Dan McLaughlin writes at National Review Online that candidates who fail in their bids for nationwide election ought to think about returning home.

One of the many failings of the 2016 presidential field was candidates who had ascended to the national level (like Rick Santorum and Mike Huckabee) and seemed to have decided that they could make a better living as national candidates, even non-viable ones taking up space on a crowded stage, than by doing the hard work of going back to the states they came from and rebuilding their political networks and political standing there. That’s one of the criticisms I had for John Kasich recently as well, for passing on a Senate run in Ohio this year.

By contrast, some unsuccessful national candidates returned to the garden. Marco Rubio took a lot of mockery for reversing his pledge to leave the Senate, but he ended up holding a seat that Republicans had worried about losing, and drew some 200,000 more votes than Donald Trump in November 2016 in the process. …

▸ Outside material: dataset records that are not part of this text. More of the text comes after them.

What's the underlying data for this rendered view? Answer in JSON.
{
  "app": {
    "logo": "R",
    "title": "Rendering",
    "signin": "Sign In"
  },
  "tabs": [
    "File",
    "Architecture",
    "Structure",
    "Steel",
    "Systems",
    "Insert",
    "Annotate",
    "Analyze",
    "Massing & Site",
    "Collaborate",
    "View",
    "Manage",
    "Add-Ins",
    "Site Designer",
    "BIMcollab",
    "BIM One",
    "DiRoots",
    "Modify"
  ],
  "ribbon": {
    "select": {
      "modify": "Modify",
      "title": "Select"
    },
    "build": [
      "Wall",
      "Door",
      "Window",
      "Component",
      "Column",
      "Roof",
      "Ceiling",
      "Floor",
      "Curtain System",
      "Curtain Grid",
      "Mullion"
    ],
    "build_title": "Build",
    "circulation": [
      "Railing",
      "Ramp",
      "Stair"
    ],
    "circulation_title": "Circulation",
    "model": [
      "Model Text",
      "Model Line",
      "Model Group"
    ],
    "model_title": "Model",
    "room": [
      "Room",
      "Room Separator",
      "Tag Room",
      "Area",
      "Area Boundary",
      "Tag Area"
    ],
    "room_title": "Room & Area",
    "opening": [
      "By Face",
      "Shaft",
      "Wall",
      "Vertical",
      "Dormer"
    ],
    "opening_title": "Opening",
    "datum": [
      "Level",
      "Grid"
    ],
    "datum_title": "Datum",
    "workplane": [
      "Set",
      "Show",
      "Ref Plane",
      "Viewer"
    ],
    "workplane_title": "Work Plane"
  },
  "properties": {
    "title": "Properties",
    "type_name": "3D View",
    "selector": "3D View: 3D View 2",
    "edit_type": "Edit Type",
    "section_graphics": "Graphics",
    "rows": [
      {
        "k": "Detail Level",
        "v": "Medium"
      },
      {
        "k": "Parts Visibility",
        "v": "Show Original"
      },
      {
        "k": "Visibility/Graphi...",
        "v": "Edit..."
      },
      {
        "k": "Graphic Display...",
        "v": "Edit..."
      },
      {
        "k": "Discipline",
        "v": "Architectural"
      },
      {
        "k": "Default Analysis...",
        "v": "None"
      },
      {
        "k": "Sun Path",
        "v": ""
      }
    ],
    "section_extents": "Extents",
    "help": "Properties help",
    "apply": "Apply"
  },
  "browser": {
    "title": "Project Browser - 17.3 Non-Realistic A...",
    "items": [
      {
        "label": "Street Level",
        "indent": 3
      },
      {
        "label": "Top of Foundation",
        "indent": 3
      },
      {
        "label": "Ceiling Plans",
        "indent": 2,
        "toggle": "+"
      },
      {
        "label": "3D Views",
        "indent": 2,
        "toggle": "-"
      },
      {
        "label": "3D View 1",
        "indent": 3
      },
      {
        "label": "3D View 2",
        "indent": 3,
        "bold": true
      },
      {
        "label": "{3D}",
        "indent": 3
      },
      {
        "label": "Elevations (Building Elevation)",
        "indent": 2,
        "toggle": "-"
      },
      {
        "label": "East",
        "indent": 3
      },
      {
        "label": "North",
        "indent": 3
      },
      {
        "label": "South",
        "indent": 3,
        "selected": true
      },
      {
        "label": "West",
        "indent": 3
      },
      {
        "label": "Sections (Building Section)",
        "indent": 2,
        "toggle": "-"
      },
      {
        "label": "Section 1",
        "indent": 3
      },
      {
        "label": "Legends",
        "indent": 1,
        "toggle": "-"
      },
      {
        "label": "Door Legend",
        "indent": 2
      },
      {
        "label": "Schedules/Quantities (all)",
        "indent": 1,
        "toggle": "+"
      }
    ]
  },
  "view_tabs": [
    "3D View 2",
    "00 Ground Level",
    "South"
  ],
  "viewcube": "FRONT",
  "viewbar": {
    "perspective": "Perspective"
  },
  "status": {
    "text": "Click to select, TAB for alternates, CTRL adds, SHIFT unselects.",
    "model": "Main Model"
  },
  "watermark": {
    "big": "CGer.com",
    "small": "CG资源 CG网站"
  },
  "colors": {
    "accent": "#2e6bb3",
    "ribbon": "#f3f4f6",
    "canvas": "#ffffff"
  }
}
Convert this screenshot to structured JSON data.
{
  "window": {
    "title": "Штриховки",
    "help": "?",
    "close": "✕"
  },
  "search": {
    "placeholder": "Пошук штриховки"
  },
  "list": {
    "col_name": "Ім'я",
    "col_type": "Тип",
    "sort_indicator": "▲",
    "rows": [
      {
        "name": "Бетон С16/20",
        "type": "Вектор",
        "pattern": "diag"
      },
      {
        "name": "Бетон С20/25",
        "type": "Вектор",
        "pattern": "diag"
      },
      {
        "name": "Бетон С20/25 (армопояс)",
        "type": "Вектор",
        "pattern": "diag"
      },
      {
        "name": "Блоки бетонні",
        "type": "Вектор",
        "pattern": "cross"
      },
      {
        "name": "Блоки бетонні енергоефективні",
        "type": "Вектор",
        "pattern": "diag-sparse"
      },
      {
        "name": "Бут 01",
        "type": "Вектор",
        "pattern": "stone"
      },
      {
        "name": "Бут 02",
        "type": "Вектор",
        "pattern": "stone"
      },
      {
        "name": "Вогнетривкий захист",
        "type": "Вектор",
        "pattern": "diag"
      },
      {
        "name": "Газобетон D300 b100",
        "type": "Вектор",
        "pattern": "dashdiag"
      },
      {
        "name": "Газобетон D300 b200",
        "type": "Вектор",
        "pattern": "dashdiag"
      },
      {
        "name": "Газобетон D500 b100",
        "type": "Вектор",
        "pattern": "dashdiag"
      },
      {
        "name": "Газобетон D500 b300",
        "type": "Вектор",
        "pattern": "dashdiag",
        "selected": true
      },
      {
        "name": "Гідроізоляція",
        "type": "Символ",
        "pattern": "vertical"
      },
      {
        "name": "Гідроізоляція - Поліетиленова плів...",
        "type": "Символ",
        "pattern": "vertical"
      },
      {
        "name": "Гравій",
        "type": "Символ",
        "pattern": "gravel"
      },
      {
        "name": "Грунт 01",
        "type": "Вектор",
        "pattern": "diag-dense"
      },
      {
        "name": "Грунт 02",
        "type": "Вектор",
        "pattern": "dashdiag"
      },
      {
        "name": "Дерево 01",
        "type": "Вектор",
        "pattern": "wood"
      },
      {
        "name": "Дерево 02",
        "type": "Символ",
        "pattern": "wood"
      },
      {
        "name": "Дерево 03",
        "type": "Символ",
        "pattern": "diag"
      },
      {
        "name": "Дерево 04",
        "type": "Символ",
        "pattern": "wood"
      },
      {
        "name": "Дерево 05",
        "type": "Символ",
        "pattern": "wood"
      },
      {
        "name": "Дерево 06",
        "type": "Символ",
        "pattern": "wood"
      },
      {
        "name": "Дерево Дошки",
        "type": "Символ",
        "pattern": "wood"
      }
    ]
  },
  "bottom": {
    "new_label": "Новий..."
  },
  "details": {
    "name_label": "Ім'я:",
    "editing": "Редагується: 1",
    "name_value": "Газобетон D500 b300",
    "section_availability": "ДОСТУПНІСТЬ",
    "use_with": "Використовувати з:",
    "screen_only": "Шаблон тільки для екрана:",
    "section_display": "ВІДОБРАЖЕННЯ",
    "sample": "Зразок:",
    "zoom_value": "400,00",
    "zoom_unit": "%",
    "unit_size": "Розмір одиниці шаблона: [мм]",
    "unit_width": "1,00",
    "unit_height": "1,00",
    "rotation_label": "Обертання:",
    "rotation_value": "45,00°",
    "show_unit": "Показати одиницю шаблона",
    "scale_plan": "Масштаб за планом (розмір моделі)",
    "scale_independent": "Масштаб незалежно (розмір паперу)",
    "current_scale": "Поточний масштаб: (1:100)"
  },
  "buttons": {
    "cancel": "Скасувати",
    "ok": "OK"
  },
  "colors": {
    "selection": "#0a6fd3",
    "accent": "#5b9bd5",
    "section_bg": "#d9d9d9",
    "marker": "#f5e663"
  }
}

… The extreme example, of course, is John Quincy Adams, who after a politically disastrous and mostly ineffective tenure as president, went back to the House of Representatives, where he had not only a long political second act, but also a greater impact on the nation (as an anti-slavery crusader, a stance that was not yet safe to take in national politics in the 1830s and 1840s) than he had as president.

There is, of course, much to be said for politicians going back to the plow, leaving public life for the private sector and making room for the next generation. But if you have the talent and commitment for public service, you can do more good for your principles by taking a step back down closer to the people.